Raoul Wallenberg aurait eu 113 ans ce 4 août et le mystère autour de la disparition de ce Juste parmi les Nations reste entier.
Issu d’une famille suédoise protestante aisée et influente, active dans la banque, la diplomatie et l’industrie, Wallenberg fut élevé par son grand-père maternel après la mort prématurée de son père. Humaniste convaincu, il fut confronté très tôt à la souffrance des réfugiés juifs lors de ses missions professionnelles, notamment en Afrique du Sud, à Haïfa et en Europe occupée.
En 1944, après que l’Allemagne nazie envahit la Hongrie, la situation des Juifs hongrois se détériora brutalement : en quelques semaines, 400.000 d’entre eux furent déportés à Auschwitz. Face à l’urgence, les États-Unis et la Suède mirent sur pied une mission spéciale de sauvetage. À la demande du diplomate suédois Per Anger et du financier juif Koloman Lauer, Raoul Wallenberg fut nommé à la tête de cette mission.
Avant son départ, il exigea des pouvoirs étendus : statut diplomatique officiel, budget conséquent, autorisation d’utiliser les infrastructures suédoises pour protéger les Juifs, et même le droit de verser des pots-de-vin. Ces demandes furent exceptionnellement approuvées au plus haut niveau du gouvernement suédois, avec l’accord du roi.
Wallenberg arriva à Budapest le 9 juillet 1944, alors qu’il ne restait plus que 200.000 Juifs dans la ville.

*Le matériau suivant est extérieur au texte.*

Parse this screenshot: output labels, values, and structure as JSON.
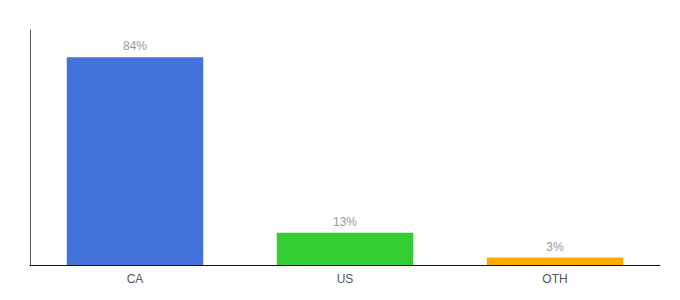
{
  "chart_data": {
    "type": "bar",
    "categories": [
      "CA",
      "US",
      "OTH"
    ],
    "values": [
      84,
      13,
      3
    ],
    "value_labels": [
      "84%",
      "13%",
      "3%"
    ],
    "colors": [
      "#4472db",
      "#33cc33",
      "#ffaa00"
    ],
    "ylim": [
      0,
      95
    ],
    "yticks": [],
    "tick_labels": "x",
    "data_labels": true,
    "grid": false
  }
}
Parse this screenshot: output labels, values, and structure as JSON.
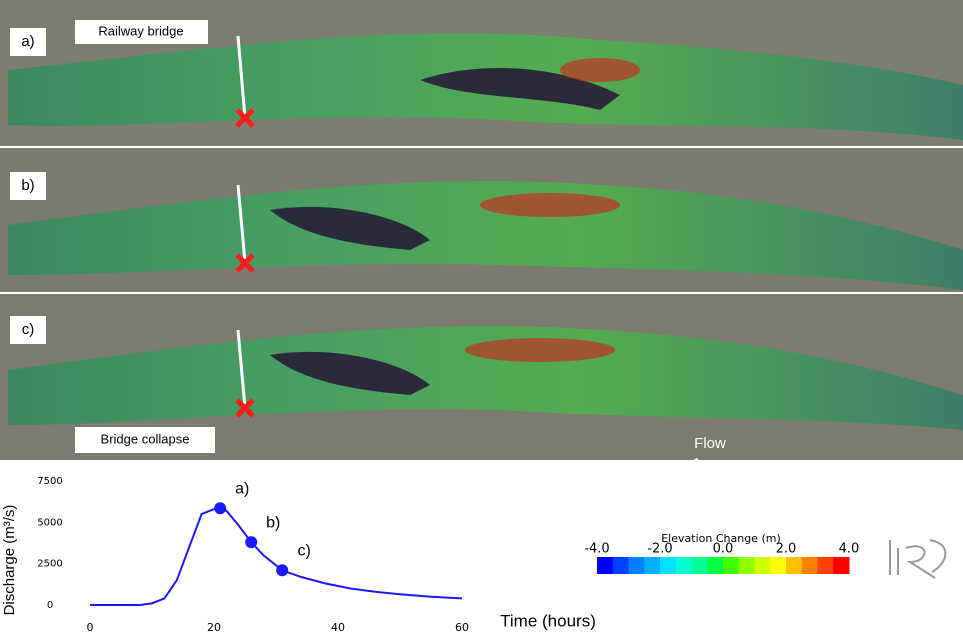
{
  "map_panels": [
    {
      "label": "a)"
    },
    {
      "label": "b)"
    },
    {
      "label": "c)"
    }
  ],
  "annotations": {
    "railway": "Railway bridge",
    "collapse": "Bridge collapse",
    "flow": "Flow"
  },
  "chart_data": {
    "type": "line",
    "ylabel": "Discharge (m³/s)",
    "xlabel": "Time (hours)",
    "x": [
      0,
      4,
      8,
      10,
      12,
      14,
      16,
      18,
      20,
      21,
      22,
      24,
      26,
      28,
      30,
      31,
      34,
      38,
      42,
      46,
      50,
      55,
      60
    ],
    "series": [
      {
        "color": "#1a1aff",
        "values": [
          0,
          0,
          0,
          100,
          400,
          1500,
          3500,
          5500,
          5800,
          5850,
          5700,
          4800,
          3800,
          3000,
          2400,
          2100,
          1700,
          1300,
          1000,
          800,
          650,
          500,
          400
        ]
      }
    ],
    "points": [
      {
        "x": 21,
        "y": 5850,
        "label": "a)"
      },
      {
        "x": 26,
        "y": 3800,
        "label": "b)"
      },
      {
        "x": 31,
        "y": 2100,
        "label": "c)"
      }
    ],
    "xlim": [
      0,
      60
    ],
    "ylim": [
      0,
      7500
    ],
    "xticks": [
      0,
      20,
      40,
      60
    ],
    "yticks": [
      0,
      2500,
      5000,
      7500
    ],
    "grid": false
  },
  "colorbar": {
    "title": "Elevation Change (m)",
    "ticks": [
      {
        "value": -4,
        "label": "-4.0"
      },
      {
        "value": -2,
        "label": "-2.0"
      },
      {
        "value": 0,
        "label": "0.0"
      },
      {
        "value": 2,
        "label": "2.0"
      },
      {
        "value": 4,
        "label": "4.0"
      }
    ],
    "lim": [
      -4,
      4
    ],
    "colors": [
      "#0000ff",
      "#0040ff",
      "#0080ff",
      "#00b0ff",
      "#00e0ff",
      "#00ffd0",
      "#00ff90",
      "#00ff40",
      "#40ff00",
      "#90ff00",
      "#d0ff00",
      "#ffff00",
      "#ffc000",
      "#ff8000",
      "#ff4000",
      "#ff0000"
    ]
  }
}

Il mit rapidement en place un système ingénieux de « passeports de protection » suédois, des documents à l’apparence officielle qui permirent de sauver directement au moins 20.000 personnes – et indirectement jusqu’à 100.000.
Il ouvrit environ 30 maisons protégées arborant le drapeau suédois, négocia personnellement avec les autorités nazies et hongroises, affronta même Adolf Eichmann, usa de menaces, de pots-de-vin et de manœuvres audacieuses pour arracher les victimes aux convois de la mort.
Le 17 janvier 1945, juste après la libération de Budapest par l’Armée rouge, Wallenberg fut arrêté par les Soviétiques avec son chauffeur, alors qu’il tentait de contacter les nouvelles autorités. Il fut transféré à Moscou, incarcéré à la prison de Lubyanka, puis à Lefortovo – et, selon certains témoignages, probablement envoyé dans un goulag en Sibérie.
Pendant des années, sa famille et les gouvernements occidentaux cherchèrent à obtenir des informations. Ce n’est qu’en 1957 que l’URSS publia un document affirmant qu’il était mort le 17 juillet 1947 d’une crise cardiaque. Mais d’anciens codétenus rapportèrent l’avoir vu vivant bien après cette date.
Après l’effondrement de l’URSS, la Suède et la Russie créèrent une commission d’enquête conjointe. En 2001, elles publièrent deux rapports divergents : les Suédois déclarèrent que le sort de Wallenberg restait inconnu, tandis que les Russes maintinrent qu’il était mort en 1947 – sans preuve définitive.
En 2016, un journal d’un ancien chef du KGB révéla que Wallenberg aurait été exécuté sur ordre direct de Staline, pour en avoir trop su sur les relations secrètes entre l’URSS et des nazis réfugiés en Amérique du Sud. La Russie n’a jamais confirmé cette thèse.
Raoul Wallenberg est reconnu comme « Juste parmi les Nations » par Yad Vashem. Des rues, monuments, écoles et places portent son nom en Israël et dans des dizaines de pays. Il est citoyen d’honneur d’Israël, des États-Unis, du Canada et de plusieurs autres pays.
Mais derrière les hommages demeure une douleur non résolue : qu’est-il devenu ? Pourquoi l’avoir fait disparaître ? Et surtout – pourquoi le silence perdure-t-il ? En 1979, sa mère et son beau-père, rongés par l’incertitude, mirent fin à leurs jours à deux jours d’intervalle.
Wallenberg n’était ni soldat, ni espion, ni chef d’État. Il était un homme ordinaire, animé d’une foi inébranlable en la dignité humaine. Il a prouvé que l’on n’a pas besoin d’armes pour être un héros. En pleine guerre, au cœur de la Shoah, il a choisi d’agir. Il a sauvé des vies, défié les bourreaux, et payé le prix ultime.